Boeing (BOE, Washington National) has approached Delta Air Lines (DL, Atlanta Hartsfield Jackson) with an offer to sell it up to forty B737 MAX that have not been taken up by other customers, Reuters said citing two sources close to the development.
Neither of the companies commented on the report which said other potential customers besides Delta had also been approached.
Delta Air Lines remains the only US mainline carrier with no B737 MAX on order. According to the ch-aviation fleets module, its A320/B737 fleet consists of fifty-seven A319-100s, sixty-two A320-200s, 103 A321-200s, seventy-seven B737-800s, and 130 B737-900ERs. It has a further twenty-five A321-200s and 100 A321-200Ns on order from Airbus, but not a single aircraft - narrow- or widebody - on firm order directly from Boeing.

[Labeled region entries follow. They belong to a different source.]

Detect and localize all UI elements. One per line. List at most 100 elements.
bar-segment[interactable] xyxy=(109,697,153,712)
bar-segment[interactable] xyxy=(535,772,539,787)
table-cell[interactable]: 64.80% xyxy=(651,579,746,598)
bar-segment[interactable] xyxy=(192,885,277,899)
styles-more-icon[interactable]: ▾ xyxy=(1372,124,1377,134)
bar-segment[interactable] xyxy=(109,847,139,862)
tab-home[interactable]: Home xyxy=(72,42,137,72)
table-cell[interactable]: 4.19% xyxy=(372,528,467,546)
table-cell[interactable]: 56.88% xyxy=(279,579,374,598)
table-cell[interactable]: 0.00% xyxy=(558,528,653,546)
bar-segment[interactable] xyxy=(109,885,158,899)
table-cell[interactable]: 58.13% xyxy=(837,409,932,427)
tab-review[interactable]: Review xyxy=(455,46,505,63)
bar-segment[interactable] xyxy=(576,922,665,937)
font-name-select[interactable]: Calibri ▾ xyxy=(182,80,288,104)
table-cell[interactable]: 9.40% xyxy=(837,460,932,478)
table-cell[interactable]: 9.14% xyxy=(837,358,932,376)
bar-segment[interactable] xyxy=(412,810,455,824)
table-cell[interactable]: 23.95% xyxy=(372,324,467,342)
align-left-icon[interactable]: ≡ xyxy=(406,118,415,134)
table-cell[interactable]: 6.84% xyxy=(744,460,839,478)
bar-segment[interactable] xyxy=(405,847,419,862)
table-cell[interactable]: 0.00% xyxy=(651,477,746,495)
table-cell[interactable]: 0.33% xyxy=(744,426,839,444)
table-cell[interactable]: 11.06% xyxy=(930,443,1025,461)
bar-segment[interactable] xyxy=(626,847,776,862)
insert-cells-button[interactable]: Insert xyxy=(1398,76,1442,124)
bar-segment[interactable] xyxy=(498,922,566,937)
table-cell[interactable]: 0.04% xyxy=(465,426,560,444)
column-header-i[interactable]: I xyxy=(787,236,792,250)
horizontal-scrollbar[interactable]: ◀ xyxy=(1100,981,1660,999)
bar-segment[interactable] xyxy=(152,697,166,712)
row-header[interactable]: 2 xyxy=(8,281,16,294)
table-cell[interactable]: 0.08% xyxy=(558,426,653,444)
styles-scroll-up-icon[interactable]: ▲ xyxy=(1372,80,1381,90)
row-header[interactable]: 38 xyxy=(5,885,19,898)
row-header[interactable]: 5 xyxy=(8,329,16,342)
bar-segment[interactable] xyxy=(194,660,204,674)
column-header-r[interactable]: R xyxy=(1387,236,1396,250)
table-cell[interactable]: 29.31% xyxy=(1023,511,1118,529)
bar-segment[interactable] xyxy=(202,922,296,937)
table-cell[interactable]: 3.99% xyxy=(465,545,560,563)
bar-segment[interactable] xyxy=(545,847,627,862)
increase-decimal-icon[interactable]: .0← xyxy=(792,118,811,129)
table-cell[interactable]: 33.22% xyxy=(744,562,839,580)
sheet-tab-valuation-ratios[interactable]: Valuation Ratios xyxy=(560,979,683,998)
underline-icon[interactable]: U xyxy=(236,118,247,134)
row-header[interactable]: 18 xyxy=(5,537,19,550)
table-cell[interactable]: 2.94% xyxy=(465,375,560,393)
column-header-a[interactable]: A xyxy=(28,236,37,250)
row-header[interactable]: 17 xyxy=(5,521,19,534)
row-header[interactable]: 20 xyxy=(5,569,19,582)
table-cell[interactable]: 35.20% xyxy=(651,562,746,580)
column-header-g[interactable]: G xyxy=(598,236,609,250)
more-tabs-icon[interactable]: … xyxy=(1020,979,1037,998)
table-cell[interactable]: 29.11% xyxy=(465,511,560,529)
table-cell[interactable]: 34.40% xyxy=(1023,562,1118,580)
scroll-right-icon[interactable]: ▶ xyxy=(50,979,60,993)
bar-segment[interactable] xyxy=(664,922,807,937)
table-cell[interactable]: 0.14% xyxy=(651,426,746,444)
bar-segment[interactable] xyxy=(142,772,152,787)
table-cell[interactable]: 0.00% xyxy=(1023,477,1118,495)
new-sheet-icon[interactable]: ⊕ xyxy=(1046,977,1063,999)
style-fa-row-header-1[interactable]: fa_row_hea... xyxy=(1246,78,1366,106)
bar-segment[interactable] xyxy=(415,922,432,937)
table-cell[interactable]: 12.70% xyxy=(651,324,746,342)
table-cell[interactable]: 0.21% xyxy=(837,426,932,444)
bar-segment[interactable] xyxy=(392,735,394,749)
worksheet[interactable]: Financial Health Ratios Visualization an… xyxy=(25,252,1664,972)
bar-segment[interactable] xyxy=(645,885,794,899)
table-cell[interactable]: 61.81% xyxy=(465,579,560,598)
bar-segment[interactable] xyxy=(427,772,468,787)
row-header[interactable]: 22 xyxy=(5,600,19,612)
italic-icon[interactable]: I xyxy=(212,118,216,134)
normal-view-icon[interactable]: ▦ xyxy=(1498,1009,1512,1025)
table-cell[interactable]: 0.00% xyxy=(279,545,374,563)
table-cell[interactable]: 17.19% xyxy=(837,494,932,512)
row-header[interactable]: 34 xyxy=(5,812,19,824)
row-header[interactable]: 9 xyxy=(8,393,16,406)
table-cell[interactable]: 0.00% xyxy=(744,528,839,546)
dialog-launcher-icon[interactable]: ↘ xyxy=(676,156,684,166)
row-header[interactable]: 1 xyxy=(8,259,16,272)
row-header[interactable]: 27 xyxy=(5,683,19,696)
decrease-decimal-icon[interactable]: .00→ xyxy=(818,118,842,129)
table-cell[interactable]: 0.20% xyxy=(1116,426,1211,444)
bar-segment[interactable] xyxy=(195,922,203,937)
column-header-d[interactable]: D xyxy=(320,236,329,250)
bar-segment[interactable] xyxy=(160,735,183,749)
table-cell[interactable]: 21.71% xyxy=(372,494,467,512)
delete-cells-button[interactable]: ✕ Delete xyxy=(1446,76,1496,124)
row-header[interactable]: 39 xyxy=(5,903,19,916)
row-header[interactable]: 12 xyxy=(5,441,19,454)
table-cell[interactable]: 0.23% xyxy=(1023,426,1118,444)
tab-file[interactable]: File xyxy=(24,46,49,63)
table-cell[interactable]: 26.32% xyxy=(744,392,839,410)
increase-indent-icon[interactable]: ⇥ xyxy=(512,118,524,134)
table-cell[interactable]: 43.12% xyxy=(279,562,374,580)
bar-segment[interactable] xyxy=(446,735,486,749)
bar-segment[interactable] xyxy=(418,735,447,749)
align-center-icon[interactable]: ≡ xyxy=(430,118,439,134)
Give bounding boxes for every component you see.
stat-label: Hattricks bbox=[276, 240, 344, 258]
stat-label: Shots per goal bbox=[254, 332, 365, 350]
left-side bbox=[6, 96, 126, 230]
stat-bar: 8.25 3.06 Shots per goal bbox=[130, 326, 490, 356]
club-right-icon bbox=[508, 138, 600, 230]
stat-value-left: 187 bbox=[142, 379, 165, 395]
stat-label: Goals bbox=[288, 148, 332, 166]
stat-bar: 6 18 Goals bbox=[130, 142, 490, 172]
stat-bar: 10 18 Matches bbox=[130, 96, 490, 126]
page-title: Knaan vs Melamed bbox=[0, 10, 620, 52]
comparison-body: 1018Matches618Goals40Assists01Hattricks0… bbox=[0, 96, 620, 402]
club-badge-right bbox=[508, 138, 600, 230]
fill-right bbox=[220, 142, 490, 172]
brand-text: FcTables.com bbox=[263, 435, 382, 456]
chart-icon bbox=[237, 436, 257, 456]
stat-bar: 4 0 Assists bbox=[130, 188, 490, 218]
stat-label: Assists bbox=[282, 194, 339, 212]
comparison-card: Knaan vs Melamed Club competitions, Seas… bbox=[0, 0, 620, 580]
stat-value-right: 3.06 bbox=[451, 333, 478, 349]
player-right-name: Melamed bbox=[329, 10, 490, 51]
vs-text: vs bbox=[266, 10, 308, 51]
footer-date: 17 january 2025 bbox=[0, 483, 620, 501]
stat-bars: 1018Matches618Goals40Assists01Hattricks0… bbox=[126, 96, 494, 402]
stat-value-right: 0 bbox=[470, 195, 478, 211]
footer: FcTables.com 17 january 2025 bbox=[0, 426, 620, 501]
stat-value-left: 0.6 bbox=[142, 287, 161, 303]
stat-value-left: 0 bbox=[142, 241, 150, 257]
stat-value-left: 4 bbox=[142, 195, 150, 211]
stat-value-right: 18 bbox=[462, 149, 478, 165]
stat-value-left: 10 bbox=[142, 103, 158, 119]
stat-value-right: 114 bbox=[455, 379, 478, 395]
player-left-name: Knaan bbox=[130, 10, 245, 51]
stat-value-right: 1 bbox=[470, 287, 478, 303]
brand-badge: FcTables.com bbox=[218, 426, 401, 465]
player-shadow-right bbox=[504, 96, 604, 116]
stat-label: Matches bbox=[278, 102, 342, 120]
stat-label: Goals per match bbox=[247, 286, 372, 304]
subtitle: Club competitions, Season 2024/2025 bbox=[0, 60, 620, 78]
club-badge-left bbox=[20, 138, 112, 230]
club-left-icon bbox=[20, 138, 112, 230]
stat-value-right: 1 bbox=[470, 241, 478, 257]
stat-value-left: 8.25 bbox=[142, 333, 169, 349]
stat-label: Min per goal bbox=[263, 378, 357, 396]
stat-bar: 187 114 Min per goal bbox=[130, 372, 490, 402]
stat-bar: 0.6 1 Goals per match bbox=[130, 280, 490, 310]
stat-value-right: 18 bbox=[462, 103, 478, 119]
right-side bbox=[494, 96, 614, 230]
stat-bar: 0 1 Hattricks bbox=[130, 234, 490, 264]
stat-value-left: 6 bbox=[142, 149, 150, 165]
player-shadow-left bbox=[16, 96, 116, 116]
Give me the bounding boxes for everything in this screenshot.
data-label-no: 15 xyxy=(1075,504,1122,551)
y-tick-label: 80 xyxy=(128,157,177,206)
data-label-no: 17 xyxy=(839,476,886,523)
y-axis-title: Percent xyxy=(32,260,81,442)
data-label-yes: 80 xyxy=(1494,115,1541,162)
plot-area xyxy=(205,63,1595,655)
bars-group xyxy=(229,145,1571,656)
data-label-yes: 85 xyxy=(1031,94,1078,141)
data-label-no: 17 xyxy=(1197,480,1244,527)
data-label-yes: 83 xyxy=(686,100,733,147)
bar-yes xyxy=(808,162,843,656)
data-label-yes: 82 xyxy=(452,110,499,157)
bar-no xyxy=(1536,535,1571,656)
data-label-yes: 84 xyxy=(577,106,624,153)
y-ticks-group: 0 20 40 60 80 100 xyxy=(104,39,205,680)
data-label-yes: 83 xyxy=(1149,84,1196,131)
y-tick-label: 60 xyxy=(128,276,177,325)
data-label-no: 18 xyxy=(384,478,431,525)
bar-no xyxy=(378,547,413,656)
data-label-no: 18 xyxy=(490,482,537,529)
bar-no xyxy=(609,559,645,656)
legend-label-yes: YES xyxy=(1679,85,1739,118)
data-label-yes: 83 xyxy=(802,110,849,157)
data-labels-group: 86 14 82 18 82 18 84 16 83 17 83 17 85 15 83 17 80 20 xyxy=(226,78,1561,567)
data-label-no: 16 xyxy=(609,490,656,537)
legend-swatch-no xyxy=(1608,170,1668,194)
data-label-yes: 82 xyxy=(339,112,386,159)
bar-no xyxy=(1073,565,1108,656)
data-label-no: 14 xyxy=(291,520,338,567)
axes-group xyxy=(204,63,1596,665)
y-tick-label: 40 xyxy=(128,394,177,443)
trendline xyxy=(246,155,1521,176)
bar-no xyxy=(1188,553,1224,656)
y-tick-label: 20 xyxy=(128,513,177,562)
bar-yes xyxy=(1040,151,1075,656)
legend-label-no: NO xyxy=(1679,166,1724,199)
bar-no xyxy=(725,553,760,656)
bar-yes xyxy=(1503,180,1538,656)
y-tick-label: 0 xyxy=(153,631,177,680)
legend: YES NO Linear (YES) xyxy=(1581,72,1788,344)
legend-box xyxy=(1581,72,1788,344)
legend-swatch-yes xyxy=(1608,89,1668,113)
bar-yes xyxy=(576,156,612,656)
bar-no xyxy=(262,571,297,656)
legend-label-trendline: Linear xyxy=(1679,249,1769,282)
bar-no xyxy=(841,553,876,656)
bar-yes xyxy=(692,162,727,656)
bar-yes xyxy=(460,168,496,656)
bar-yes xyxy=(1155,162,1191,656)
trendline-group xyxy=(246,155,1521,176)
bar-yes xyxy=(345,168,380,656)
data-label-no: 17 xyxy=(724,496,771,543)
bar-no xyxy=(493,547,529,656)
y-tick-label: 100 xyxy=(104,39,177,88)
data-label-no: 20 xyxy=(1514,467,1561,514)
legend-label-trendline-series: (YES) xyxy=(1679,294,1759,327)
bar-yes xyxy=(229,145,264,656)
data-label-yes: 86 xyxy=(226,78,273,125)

The American manufacturer has lost over 400 B737 MAX commitments in 2020 alone, through a combination of weak demand for new aircraft among COVID-ravaged airlines and the type's lengthy recertification process.
Despite the grounding of all B737 MAX aircraft in March 2019 and the subsequent suspension of new deliveries, Boeing continued to produce new units of the type through early 2020 and restarted production in May 2020. As of now, it has five B737-7s ready for delivery alongside 384 B737-8s, twenty-seven B737-8-200s, three B737-8(BBJ)s, forty-five B737-9s, and four B737-10s.